17–19 Jun 2020
Civic Centre
Europe/London timezone

The Globalisation of the Belt and Road Initiative: Inquiring for Institutional Change in Latin American International Society

17 Jun 2020, 15:00

Description

This paper develops a theoretical-methodological framework for investigating institutional change in regional international societies and explicates the approach on the example of Latin American international society and contemporary Chinese foreign policy and Xi Jinping's Belt and Road Initiative (BRI) reaching Latin America. The related research project is concerned with the question whether China is indeed reconfiguring the normative fabric of global politics in specific world regions. It is thus about two things – Latin America, as a region and international society with its normative underpinnings since the regional turn to the left turn in the 2000s, and about the impact of the BRI and Chinese foreign policy under Xi Jinping on regional order.

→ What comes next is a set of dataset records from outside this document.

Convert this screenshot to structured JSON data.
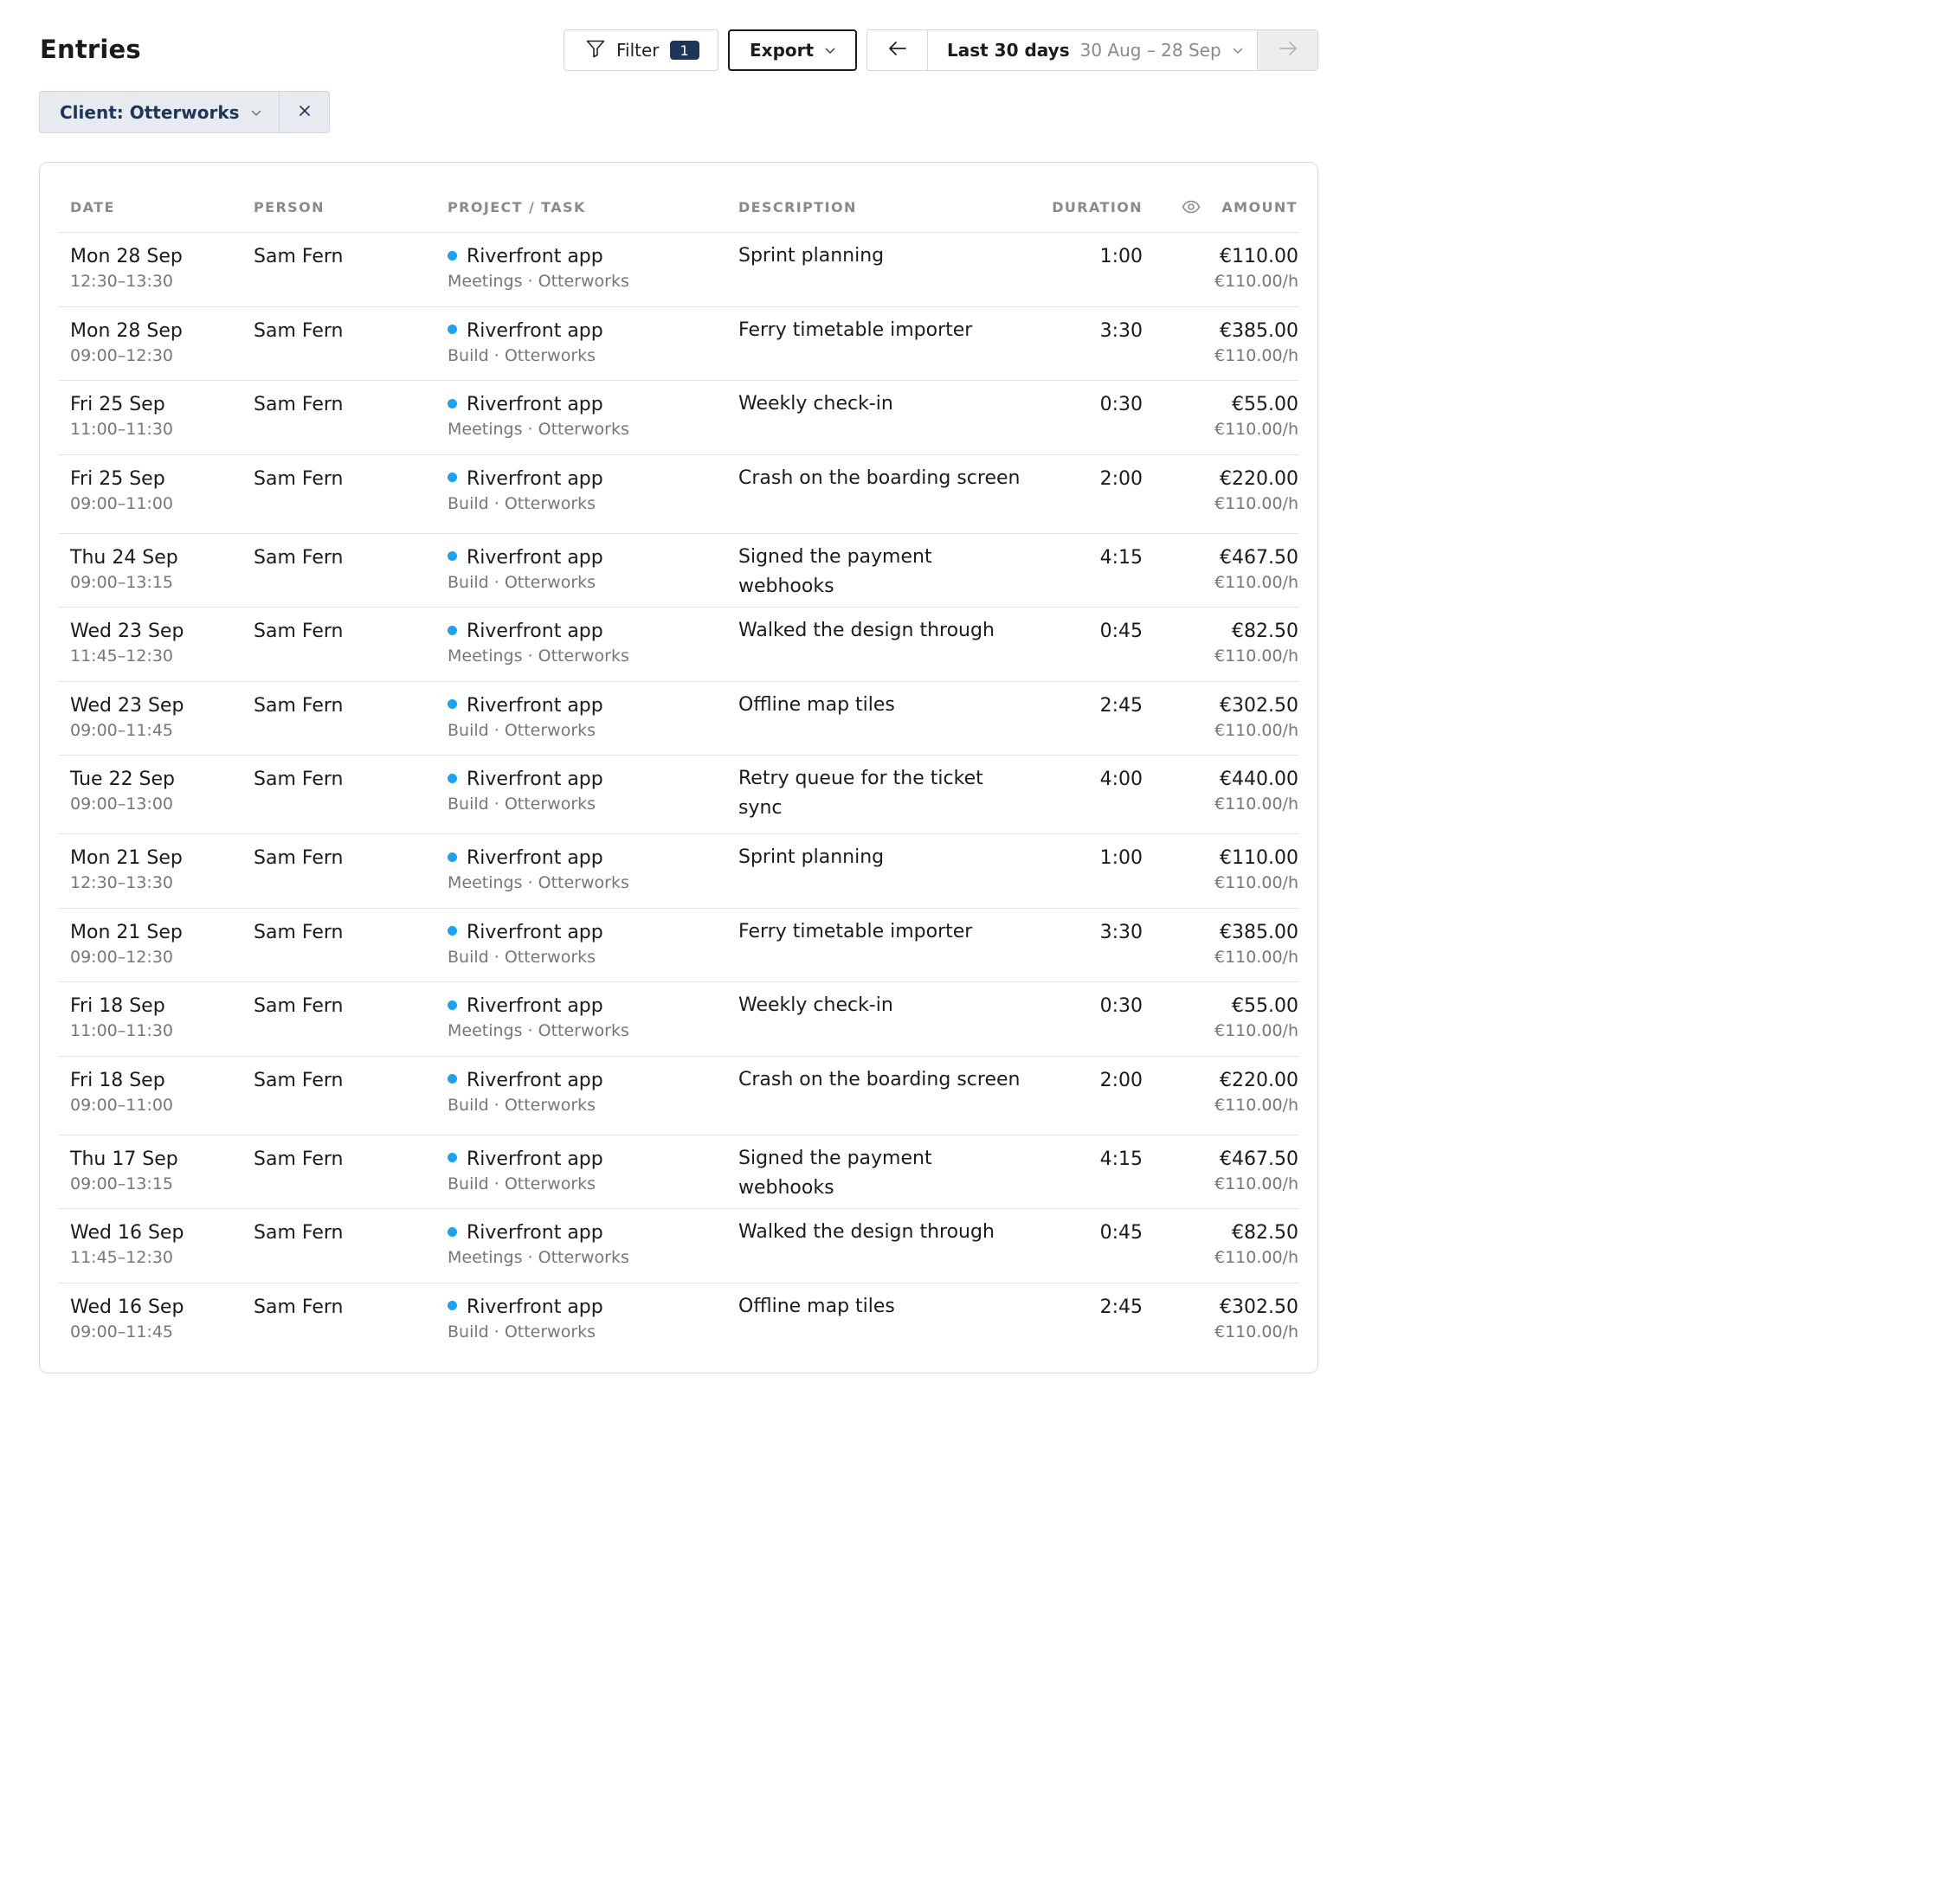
{
  "header": {
    "title": "Entries",
    "filter_label": "Filter",
    "filter_count": "1",
    "export_label": "Export",
    "range_label": "Last 30 days",
    "range_dates": "30 Aug – 28 Sep"
  },
  "active_filter": {
    "label": "Client: Otterworks"
  },
  "table": {
    "columns": {
      "date": "DATE",
      "person": "PERSON",
      "project": "PROJECT / TASK",
      "description": "DESCRIPTION",
      "duration": "DURATION",
      "amount": "AMOUNT"
    },
    "rows": [
      {
        "date": "Mon 28 Sep",
        "time": "12:30–13:30",
        "person": "Sam Fern",
        "project": "Riverfront app",
        "task": "Meetings · Otterworks",
        "description": "Sprint planning",
        "duration": "1:00",
        "amount": "€110.00",
        "rate": "€110.00/h"
      },
      {
        "date": "Mon 28 Sep",
        "time": "09:00–12:30",
        "person": "Sam Fern",
        "project": "Riverfront app",
        "task": "Build · Otterworks",
        "description": "Ferry timetable importer",
        "duration": "3:30",
        "amount": "€385.00",
        "rate": "€110.00/h"
      },
      {
        "date": "Fri 25 Sep",
        "time": "11:00–11:30",
        "person": "Sam Fern",
        "project": "Riverfront app",
        "task": "Meetings · Otterworks",
        "description": "Weekly check-in",
        "duration": "0:30",
        "amount": "€55.00",
        "rate": "€110.00/h"
      },
      {
        "date": "Fri 25 Sep",
        "time": "09:00–11:00",
        "person": "Sam Fern",
        "project": "Riverfront app",
        "task": "Build · Otterworks",
        "description": "Crash on the boarding screen",
        "duration": "2:00",
        "amount": "€220.00",
        "rate": "€110.00/h"
      },
      {
        "date": "Thu 24 Sep",
        "time": "09:00–13:15",
        "person": "Sam Fern",
        "project": "Riverfront app",
        "task": "Build · Otterworks",
        "description": "Signed the payment webhooks",
        "duration": "4:15",
        "amount": "€467.50",
        "rate": "€110.00/h"
      },
      {
        "date": "Wed 23 Sep",
        "time": "11:45–12:30",
        "person": "Sam Fern",
        "project": "Riverfront app",
        "task": "Meetings · Otterworks",
        "description": "Walked the design through",
        "duration": "0:45",
        "amount": "€82.50",
        "rate": "€110.00/h"
      },
      {
        "date": "Wed 23 Sep",
        "time": "09:00–11:45",
        "person": "Sam Fern",
        "project": "Riverfront app",
        "task": "Build · Otterworks",
        "description": "Offline map tiles",
        "duration": "2:45",
        "amount": "€302.50",
        "rate": "€110.00/h"
      },
      {
        "date": "Tue 22 Sep",
        "time": "09:00–13:00",
        "person": "Sam Fern",
        "project": "Riverfront app",
        "task": "Build · Otterworks",
        "description": "Retry queue for the ticket sync",
        "duration": "4:00",
        "amount": "€440.00",
        "rate": "€110.00/h"
      },
      {
        "date": "Mon 21 Sep",
        "time": "12:30–13:30",
        "person": "Sam Fern",
        "project": "Riverfront app",
        "task": "Meetings · Otterworks",
        "description": "Sprint planning",
        "duration": "1:00",
        "amount": "€110.00",
        "rate": "€110.00/h"
      },
      {
        "date": "Mon 21 Sep",
        "time": "09:00–12:30",
        "person": "Sam Fern",
        "project": "Riverfront app",
        "task": "Build · Otterworks",
        "description": "Ferry timetable importer",
        "duration": "3:30",
        "amount": "€385.00",
        "rate": "€110.00/h"
      },
      {
        "date": "Fri 18 Sep",
        "time": "11:00–11:30",
        "person": "Sam Fern",
        "project": "Riverfront app",
        "task": "Meetings · Otterworks",
        "description": "Weekly check-in",
        "duration": "0:30",
        "amount": "€55.00",
        "rate": "€110.00/h"
      },
      {
        "date": "Fri 18 Sep",
        "time": "09:00–11:00",
        "person": "Sam Fern",
        "project": "Riverfront app",
        "task": "Build · Otterworks",
        "description": "Crash on the boarding screen",
        "duration": "2:00",
        "amount": "€220.00",
        "rate": "€110.00/h"
      },
      {
        "date": "Thu 17 Sep",
        "time": "09:00–13:15",
        "person": "Sam Fern",
        "project": "Riverfront app",
        "task": "Build · Otterworks",
        "description": "Signed the payment webhooks",
        "duration": "4:15",
        "amount": "€467.50",
        "rate": "€110.00/h"
      },
      {
        "date": "Wed 16 Sep",
        "time": "11:45–12:30",
        "person": "Sam Fern",
        "project": "Riverfront app",
        "task": "Meetings · Otterworks",
        "description": "Walked the design through",
        "duration": "0:45",
        "amount": "€82.50",
        "rate": "€110.00/h"
      },
      {
        "date": "Wed 16 Sep",
        "time": "09:00–11:45",
        "person": "Sam Fern",
        "project": "Riverfront app",
        "task": "Build · Otterworks",
        "description": "Offline map tiles",
        "duration": "2:45",
        "amount": "€302.50",
        "rate": "€110.00/h"
      }
    ]
  },
  "colors": {
    "accent": "#1d3557",
    "project_dot": "#1aa3f0"
  },
  "icons": [
    "funnel-icon",
    "chevron-down-icon",
    "arrow-left-icon",
    "arrow-right-icon",
    "close-icon",
    "eye-icon"
  ]
}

The framework presented in this paper adds to the diversification of primarily realist and liberal theoretical lenses found in BRI studies. It so by deploying the English School (ES) and its core concepts of international society, and primary, as less, and secondary institutions, as more formalised “norms, rules, and practices” (Schouenborg 2012,45) to analyse the BRI’s possible normative implications for regional orders. The proposed novel approach combines the ES’ turn towards institutional change with constructivist norm research – i.e. contestation of norms, and norm robustness, diffusion, and change – in the inquiry for institutional change. Or differently, in the analysis of Latin American statespersons’ and IGO officials’ discourse and practices regarding possible change of or in interpretations of primary institutions. The paper further discusses benefits of pairing discourse and content analysis with elite interviews to analyse all, macro, meso, and micro levels of discourse.